“I hope you’re proud of yourself.” Tanaka’s voice was cold as he slid into the empty bar stool beside him.
Turning, Antonio bared his teeth in a smile. “If you mean proud of marrying Hana, then yes, I’m very proud. She’s carrying my child and I’ve done right by her.”
“Right,” Tanaka sneered. He glanced back at Hana, who was still by the doorway talking to Emika Ito, throwing them worried glances. “The right thing would have been to set her free to marry someone who’s worthy of her.”
“That’s you, I suppose.”
“More than you’ll ever be.” Tanaka looked around. “This is how you marry Hana? No cake, no wedding dress, just some office party in a bar?”

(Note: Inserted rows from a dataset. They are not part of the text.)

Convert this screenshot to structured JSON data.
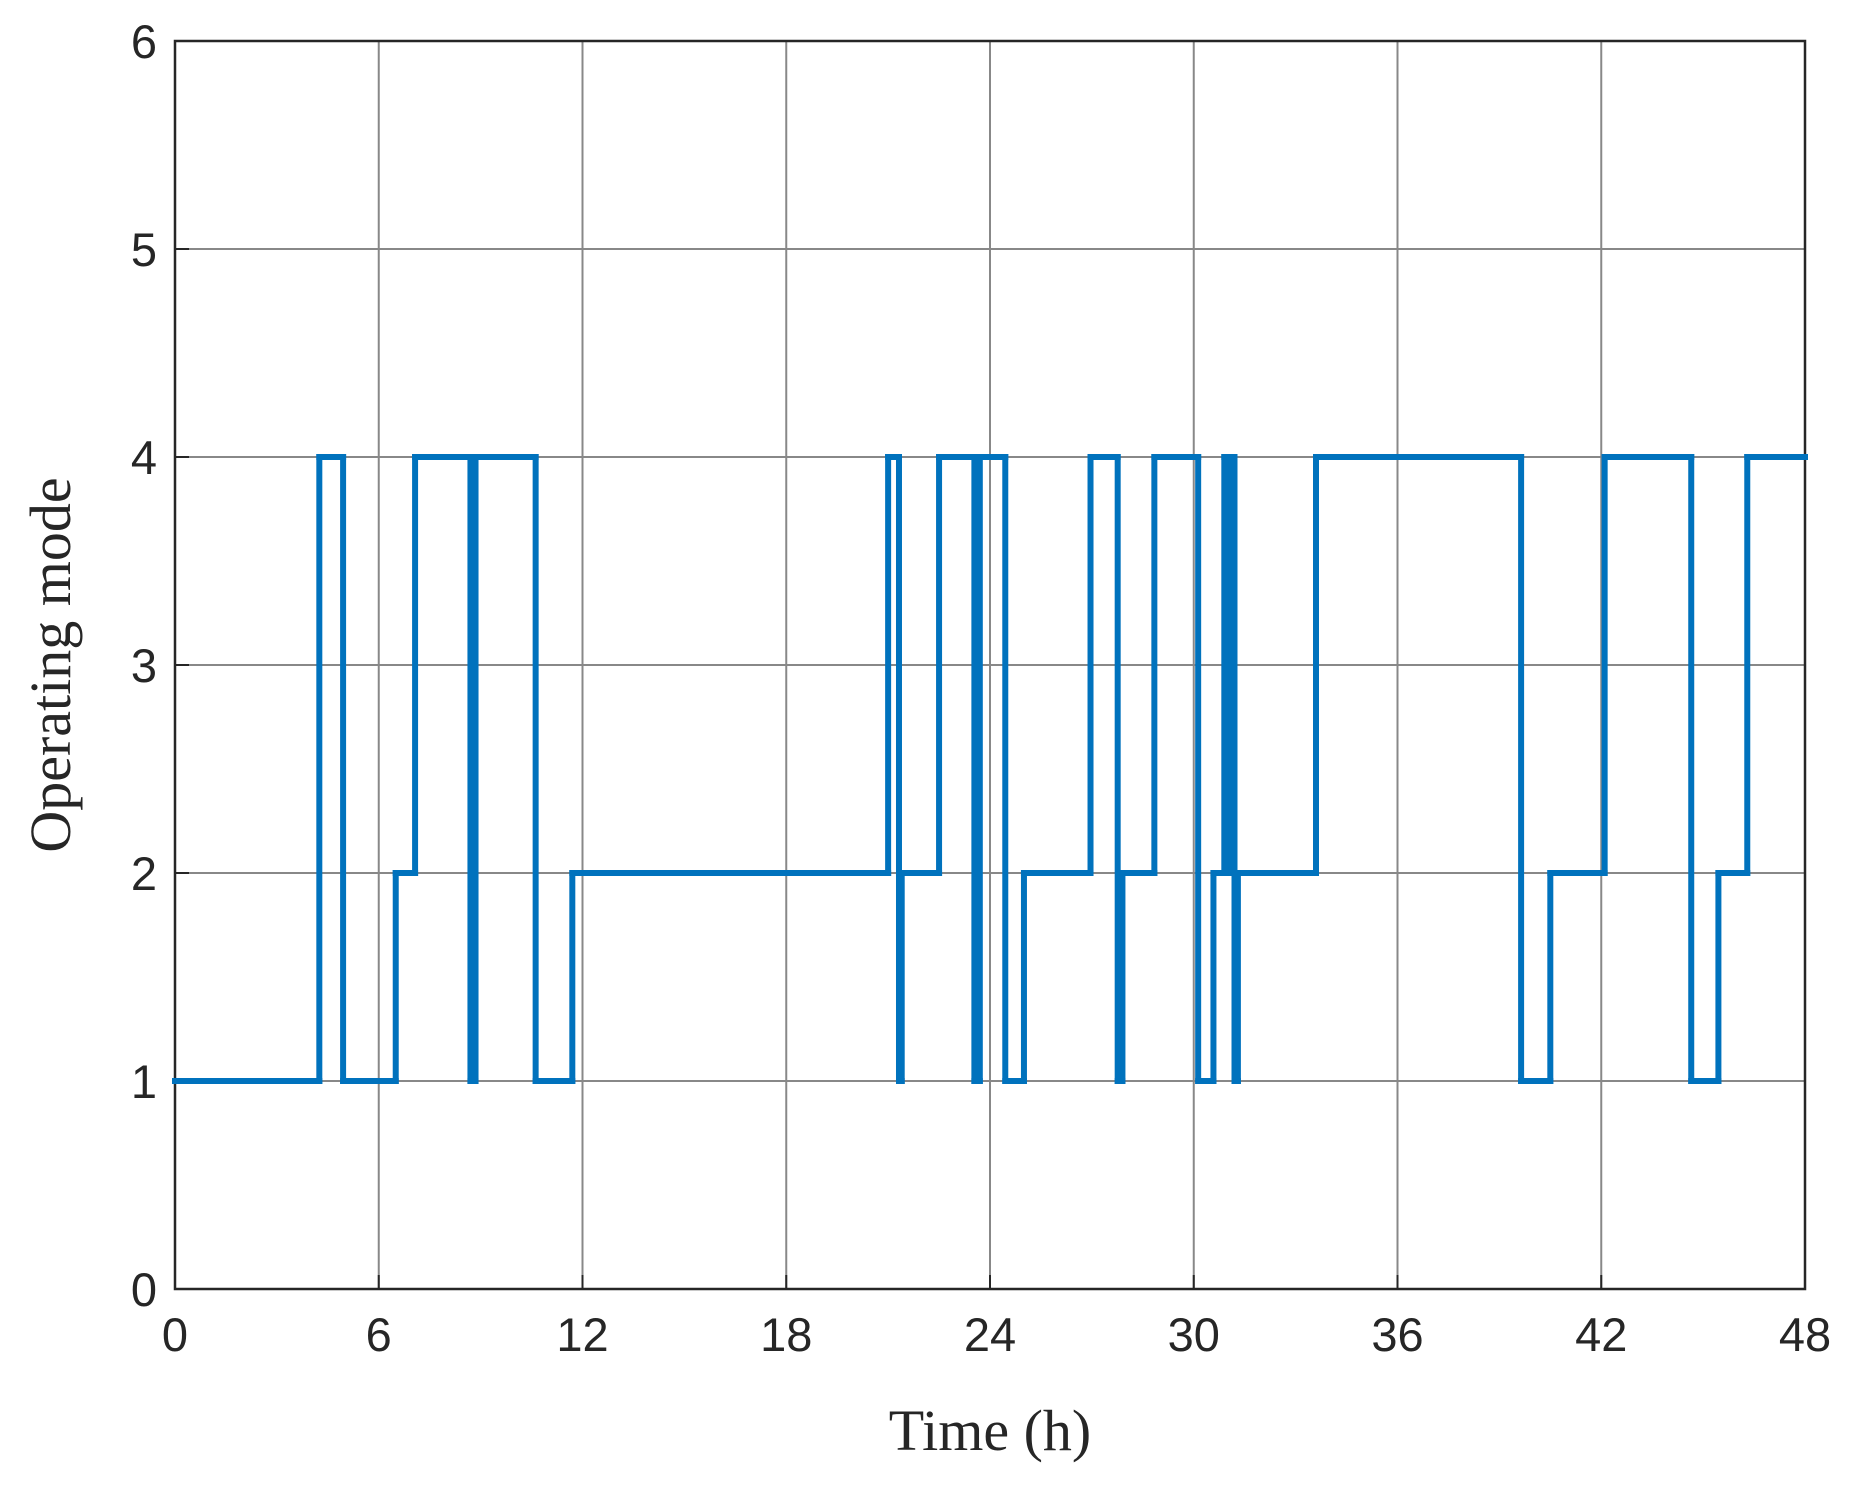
{
  "chart_data": {
    "type": "line",
    "step": "post",
    "xlabel": "Time (h)",
    "ylabel": "Operating mode",
    "x": [
      0,
      4.25,
      4.95,
      6.5,
      7.07,
      8.7,
      8.85,
      10.62,
      11.7,
      21.0,
      21.32,
      21.4,
      22.5,
      23.54,
      23.7,
      24.45,
      25.0,
      26.96,
      27.76,
      27.9,
      28.84,
      30.13,
      30.58,
      30.9,
      31.0,
      31.1,
      31.2,
      31.3,
      33.6,
      39.64,
      40.5,
      42.1,
      44.65,
      45.45,
      46.3,
      48
    ],
    "series": [
      {
        "color": "#0072bd",
        "values": [
          1,
          4,
          1,
          2,
          4,
          1,
          4,
          1,
          2,
          4,
          1,
          2,
          4,
          1,
          4,
          1,
          2,
          4,
          1,
          2,
          4,
          1,
          2,
          4,
          2,
          4,
          1,
          2,
          4,
          1,
          2,
          4,
          1,
          2,
          4,
          4
        ]
      }
    ],
    "xlim": [
      0,
      48
    ],
    "xticks": [
      0,
      6,
      12,
      18,
      24,
      30,
      36,
      42,
      48
    ],
    "ylim": [
      0,
      6
    ],
    "yticks": [
      0,
      1,
      2,
      3,
      4,
      5,
      6
    ],
    "grid": true
  }
}
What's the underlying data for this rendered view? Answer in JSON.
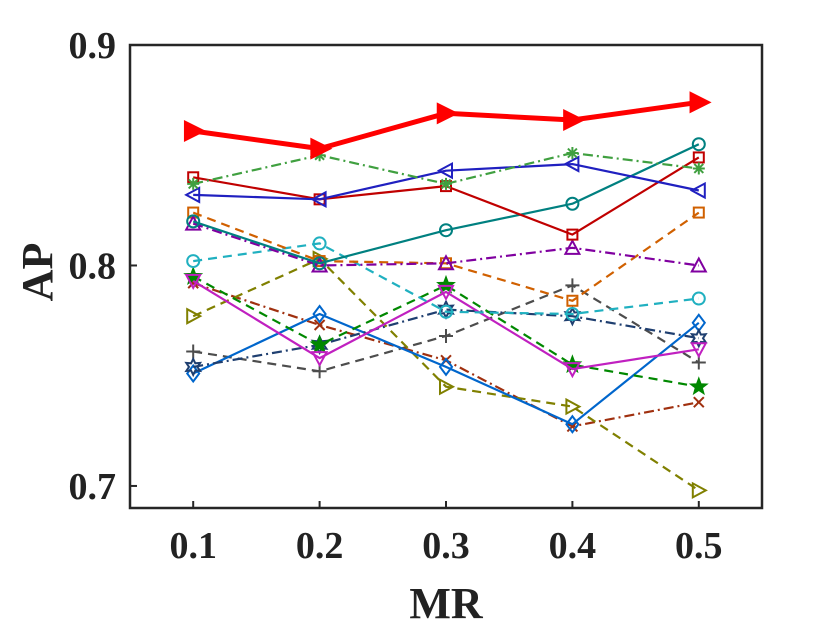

The last thing Antonio needed was to be criticized just when he was already kicking himself about the prenup. His lip twisted in a snarl. “She doesn’t love you, Tanaka. Get over it.”
“She might have found a way to love me, someday, if you’d just left her alone. But you couldn’t, could you? You selfishly took her for yourself.”
“She kissed me first,” Antonio took malicious pleasure in informing him. “I didn’t seduce her. She kissed me.”
The younger man’s eyes flashed, then his jaw set. “You’re a selfish bastard, Delacruz. You jump from one place and person to the next, because you’re afraid if you stick around anywhere too long, people will realize you’re nothing. An empty husk.”
From long practice, Antonio kept his expression amused, so the other man wouldn’t know he’d hit his target. His voice was cool as he pointed out, “And yet Hana still chose me over you.”
“A choice you’ll make her regret, won’t you? Starting with this pathetic wedding.”
“I’ve planned her an amazing honeymoon,” said Antonio, who’d just that moment thought of it.
Tanaka muttered something in Japanese.
Antonio bared his teeth. “Consider your friendship with her over. Stay away from my wife.”
“You’ll never be good enough for her,” the younger man replied coldly. “You know it. I know it.” As the two men looked at Hana across the room, she turned and met Antonio’s gaze. Almost at once, her stunning face lit up, and he unwillingly felt his heart rise. Then he heard Tanaka add under his breath, “And someday soon, Hana will know it, too.”
CHAPTER EIGHT
HEAVEN. SHE WAS in heaven.
The hot Caribbean sun was shining on a sea that was so impossibly blue it burned Hana’s eyes to look at it from the pink sand beach.
Looking out from the lounge chair beneath the open-air cabana, where she was stretched out in a turquoise string bikini, she lifted her sunglasses and watched her husband rise from the sea.
Rivulets of water ran from his dark hair down his thick neck and over the muscles and hollows of his torso, to the edge of his swim trunks. All that water, and as she looked at him, her mouth went dry.
Coming over to the cabana, which was just wooden pillars, a slatted roof and white curtains perched over the sand, Antonio smiled down at her, his eyes crinkling. “You should have joined me in the water.”
“I was reading...” Then she saw that her book had fallen from her lap, and lay upside down in the sand, and blushed. His smile widened, and he sat beside her on the lounge chair.
“I have other ways to entertain you,” he said softly, running his large hand from her neck down the valley between her breasts, to her belly, naked and warmed by the sun. Her breathing quickened.
Her husband. Antonio was her husband now. She still couldn’t quite believe it. When they’d left their reception in Tokyo, he’d surprised her by taking her on a honeymoon to his private island in the Caribbean, where she knew for a fact he’d never taken anyone. It had always been his private demesne, where he went to get away from the world.
But he’d brought her here.
“You’re so good to me,” she said.
“So you don’t mind not having the wedding of your dreams?”
Not for the first time, Hana wondered what Ren had said to him in Tokyo. The last thing she wanted was for Antonio to feel bad. “I didn’t need a romantic wedding.”
Antonio gave her a skeptical look.
“Well, the honeymoon has more than made up for it,” she said, sighing with pleasure as she leaned back on the lounge chair, and that, at least, was utterly true.